In this putrid place, the headaches and hangovers will persist. The exits are all locked. This story of a story is not about Asian American fiction. This is about Writing, Thinking, Speaking, for the last 20 years. Almost all of it begins and ends with Group Identity. You cannot get out of this Group Home. So just sit there with it, the surface drama. Look around at the shabby furnishings. This era will stand out in time like a fossilized dung pile of Group Think, where the books are in fact judged by the cover.

Celia Rose's avatar

I appreciate you sharing your thoughts, it is nice to hear from a fellow Asian American.

However, your article also upset me a bit and I realized it was for these reasons:

This piece confuses pattern recognition with actual analysis. It points out recurring themes but never interrogates why they exist, like publishing dynamics or historical marginalization. Instead of engaging deeply with texts, it reduces Asian American women’s writing to caricature, flattening nuance into mockery. It also ignores power and context, sidestepping how race, gender, and the publishing industry shape what gets produced and rewarded.

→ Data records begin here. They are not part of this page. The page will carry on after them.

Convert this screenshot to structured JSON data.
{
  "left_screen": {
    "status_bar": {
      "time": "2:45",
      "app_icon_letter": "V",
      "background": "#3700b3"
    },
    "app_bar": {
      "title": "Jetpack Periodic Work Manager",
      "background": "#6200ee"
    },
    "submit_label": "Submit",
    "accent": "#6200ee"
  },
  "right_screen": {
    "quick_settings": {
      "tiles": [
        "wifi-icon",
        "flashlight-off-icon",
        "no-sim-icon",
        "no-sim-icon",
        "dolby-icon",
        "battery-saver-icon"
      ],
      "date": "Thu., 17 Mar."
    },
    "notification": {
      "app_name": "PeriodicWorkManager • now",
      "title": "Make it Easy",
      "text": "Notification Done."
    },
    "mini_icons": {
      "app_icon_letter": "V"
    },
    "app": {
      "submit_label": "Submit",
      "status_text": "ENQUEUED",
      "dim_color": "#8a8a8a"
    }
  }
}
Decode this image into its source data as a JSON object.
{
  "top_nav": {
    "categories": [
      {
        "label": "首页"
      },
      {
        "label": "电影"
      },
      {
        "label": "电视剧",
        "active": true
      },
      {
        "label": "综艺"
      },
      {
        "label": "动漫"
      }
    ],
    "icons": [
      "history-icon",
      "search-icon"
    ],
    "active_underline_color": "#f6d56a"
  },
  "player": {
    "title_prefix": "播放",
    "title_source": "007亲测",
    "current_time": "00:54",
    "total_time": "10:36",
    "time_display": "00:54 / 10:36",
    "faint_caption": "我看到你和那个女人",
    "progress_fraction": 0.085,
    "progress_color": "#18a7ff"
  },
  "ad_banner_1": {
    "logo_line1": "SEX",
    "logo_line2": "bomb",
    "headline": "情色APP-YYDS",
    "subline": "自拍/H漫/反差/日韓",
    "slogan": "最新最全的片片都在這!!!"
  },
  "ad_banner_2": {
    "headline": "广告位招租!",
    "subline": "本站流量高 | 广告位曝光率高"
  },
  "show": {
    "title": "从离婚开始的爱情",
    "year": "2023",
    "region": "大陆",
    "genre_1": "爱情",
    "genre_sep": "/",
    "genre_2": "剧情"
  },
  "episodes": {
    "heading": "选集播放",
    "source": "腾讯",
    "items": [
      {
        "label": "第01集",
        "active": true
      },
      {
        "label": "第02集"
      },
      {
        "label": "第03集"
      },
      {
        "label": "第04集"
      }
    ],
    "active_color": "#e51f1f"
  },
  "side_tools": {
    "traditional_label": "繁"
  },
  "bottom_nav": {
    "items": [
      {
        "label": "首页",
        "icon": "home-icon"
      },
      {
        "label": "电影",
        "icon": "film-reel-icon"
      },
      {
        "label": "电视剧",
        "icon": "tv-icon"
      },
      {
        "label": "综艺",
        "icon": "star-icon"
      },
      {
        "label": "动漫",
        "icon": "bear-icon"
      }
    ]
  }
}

More importantly, it dismisses lived experiences as trivial without examining their continued relevance, and lacks any real self-awareness about its own biases. Ultimately, the argument leans more on sarcasm than substance— identifying trends without meaningfully analyzing them, so it reads less like critique and more like a stylized rant.

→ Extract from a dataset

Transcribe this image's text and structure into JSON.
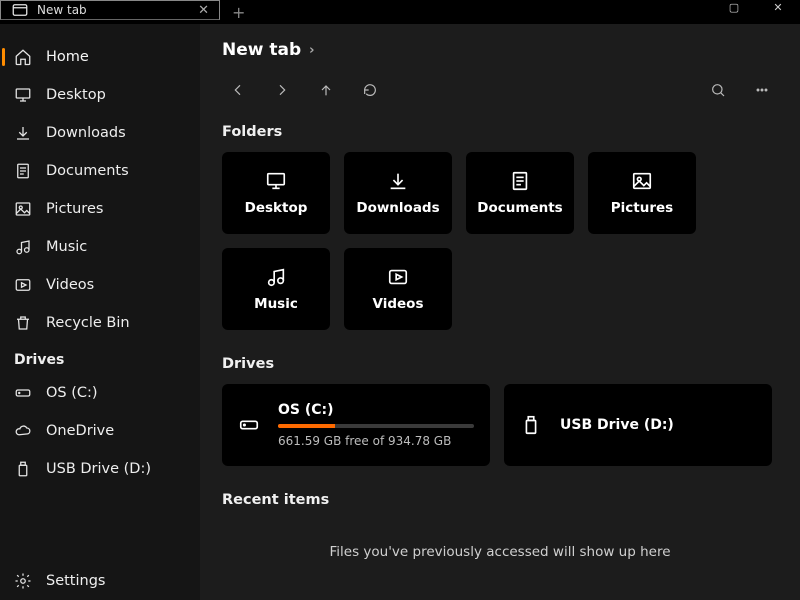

Tldr; In my opinion, the article identifies a trend but doesn’t interrogate it. It critiques content without examining systems, reduces complexity to stereotype, and prioritizes wit over substance; so it ends up feeling more like a rant than a meaningful analysis.

Marion Rugunda's avatar

Sadly this is a problem with most diasporic literature, as an african living in africa its hard to read whats coming out America's african diaspora

Lana C. Marilyn's avatar

I remarked the same thing! Stories about being an “other” in America are like the main thing anyone ever writes.

Man Hei Wong's avatar

Self pity is bang on

Man Hei Wong's avatar

But actually the lack of depth about what it means to be Asian is the real point. Something I find it my own engagement with other 2nd and 3rd gen immigrants unless there’s a conscious effort to relearn and transpose it. For all that the world supporting those traditions has vanished. I don’t think that they’re American or Australian or whatever though. No one including themselves truly believe that though their mind might be Western. One cannot be cut off from history like that without a sense of dislocation.